Strawberry Cinnamon Raisin Buckwheat Crisps Cereal
Add to favorites
My husband isn’t much of a breakfast eater, well actually he goes through spells. This morning I made a bowl of the Strawberry Cinnamon Raisin Buckwheat Crisps Cereal (wow tat is a mouthful, in more ways than one) and snuggled up on the couch as I peacefully ate my cereal, pondering on what the day would hold for me. I asked Bob if he wanted to try a bite. At first I got the typical, “no thanks” response but soon he asked for a taste. He said that he really liked it, which surprised me because I really haven’t ever known for him to be a granola person. Did he want a bowl? “No thanks.” A few minutes later he was up and wandering around the kitchen. “Where can I find that stuff?!” It was still in the dehydrator so I got up prepared a bowl full for him. I always love it when Bob enjoys the raw recipes I make. It makes me feel good that I am satisfying his taste buds, filling his belly and helping him to eat a healthy diet. It really is a blessing for me.
Just so you are aware, buckwheat groats are gluten-free. The name often trips people up. Make sure that you buy the tanish colored kind, those are the raw ones. The brown ones are toasted and are referred to as kasha.
- 2 cups buckwheat groats, soaked for at least 1 hour (yields 3 1/2 cups)**
- 1 1/2 cup raw gluten-free oats, soaked
- 1/2 cup hemp seeds
- 2/3 cup sweetener; maple syrup (not raw), agave, yacon – your choice**
- 1 cup raisins
- 3 Tbsp organic raw strawberry powder (from Nuts-on-Line)
- 2 tsp pure vanilla extract
- 1 tsp cinnamon
- 1/4 tsp sea salt
- **You always want to soak the buckwheat groats to get rid of the extra starchiness.
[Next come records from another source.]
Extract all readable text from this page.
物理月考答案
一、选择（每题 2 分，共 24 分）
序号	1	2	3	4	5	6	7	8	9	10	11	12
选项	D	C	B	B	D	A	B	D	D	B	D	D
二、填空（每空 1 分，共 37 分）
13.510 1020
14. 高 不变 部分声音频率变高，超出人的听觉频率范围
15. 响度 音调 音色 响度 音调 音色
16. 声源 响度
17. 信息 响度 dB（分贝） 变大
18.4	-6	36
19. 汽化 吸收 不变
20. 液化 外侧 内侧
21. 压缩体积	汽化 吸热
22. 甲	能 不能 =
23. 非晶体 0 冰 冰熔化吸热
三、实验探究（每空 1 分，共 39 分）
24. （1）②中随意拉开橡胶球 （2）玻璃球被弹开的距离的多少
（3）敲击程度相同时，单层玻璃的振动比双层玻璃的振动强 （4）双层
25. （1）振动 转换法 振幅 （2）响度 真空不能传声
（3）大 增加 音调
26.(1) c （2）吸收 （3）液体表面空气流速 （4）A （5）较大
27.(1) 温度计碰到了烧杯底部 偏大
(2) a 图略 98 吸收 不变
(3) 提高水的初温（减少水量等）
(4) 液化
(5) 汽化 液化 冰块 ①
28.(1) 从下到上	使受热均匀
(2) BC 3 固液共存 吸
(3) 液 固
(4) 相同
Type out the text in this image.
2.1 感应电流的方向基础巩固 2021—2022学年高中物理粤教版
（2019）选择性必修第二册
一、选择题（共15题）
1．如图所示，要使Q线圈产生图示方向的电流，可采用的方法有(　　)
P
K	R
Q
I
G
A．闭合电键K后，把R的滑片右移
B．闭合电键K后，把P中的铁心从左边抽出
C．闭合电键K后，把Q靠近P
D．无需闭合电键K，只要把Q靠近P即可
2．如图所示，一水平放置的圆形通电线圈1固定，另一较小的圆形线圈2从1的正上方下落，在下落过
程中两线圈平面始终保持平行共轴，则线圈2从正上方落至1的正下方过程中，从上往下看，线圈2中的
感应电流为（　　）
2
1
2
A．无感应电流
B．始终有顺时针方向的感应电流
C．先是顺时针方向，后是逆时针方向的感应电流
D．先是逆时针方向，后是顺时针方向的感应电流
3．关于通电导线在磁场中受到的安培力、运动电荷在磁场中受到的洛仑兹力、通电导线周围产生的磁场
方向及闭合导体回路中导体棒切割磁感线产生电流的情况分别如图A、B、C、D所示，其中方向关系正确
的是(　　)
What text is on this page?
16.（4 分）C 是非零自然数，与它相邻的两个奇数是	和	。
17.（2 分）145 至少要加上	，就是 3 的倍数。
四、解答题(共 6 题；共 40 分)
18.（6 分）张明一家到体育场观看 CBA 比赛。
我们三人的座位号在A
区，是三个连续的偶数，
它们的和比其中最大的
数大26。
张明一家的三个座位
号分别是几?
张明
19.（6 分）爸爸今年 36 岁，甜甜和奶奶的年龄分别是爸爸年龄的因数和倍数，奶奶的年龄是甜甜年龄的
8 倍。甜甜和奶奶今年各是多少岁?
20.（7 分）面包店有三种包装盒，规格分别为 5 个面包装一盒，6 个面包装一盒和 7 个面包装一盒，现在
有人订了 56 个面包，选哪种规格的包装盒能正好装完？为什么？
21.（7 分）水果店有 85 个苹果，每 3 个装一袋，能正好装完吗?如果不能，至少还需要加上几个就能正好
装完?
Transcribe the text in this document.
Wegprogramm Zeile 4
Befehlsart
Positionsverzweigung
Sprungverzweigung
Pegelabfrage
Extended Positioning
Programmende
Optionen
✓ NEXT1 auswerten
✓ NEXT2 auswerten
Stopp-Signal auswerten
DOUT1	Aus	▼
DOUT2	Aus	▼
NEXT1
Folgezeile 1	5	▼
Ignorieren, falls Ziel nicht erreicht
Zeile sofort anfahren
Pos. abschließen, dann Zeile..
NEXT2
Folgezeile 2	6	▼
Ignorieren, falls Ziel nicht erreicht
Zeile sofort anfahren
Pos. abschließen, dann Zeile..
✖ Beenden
After soaking, place them in a colander with small holes and rinse until the water is clear.
- **Another option as a sweetener replacement is to use stevia. Use 2 tsp. instead of the above sweeteners.
- Mix all ingredients together a large bowl until well incorporated.
- Spread out on non-stick teflex sheets that came with your dehydrator about 1/8″ thick.
- Dehydrate at 105 degrees for 8-12 hours. Flip over and remove the teflex sheet and continue drying them on the mesh sheet until crispy.
- Break into small pieces and store in a glass airtight container.
- Serve with your favorite nut milk.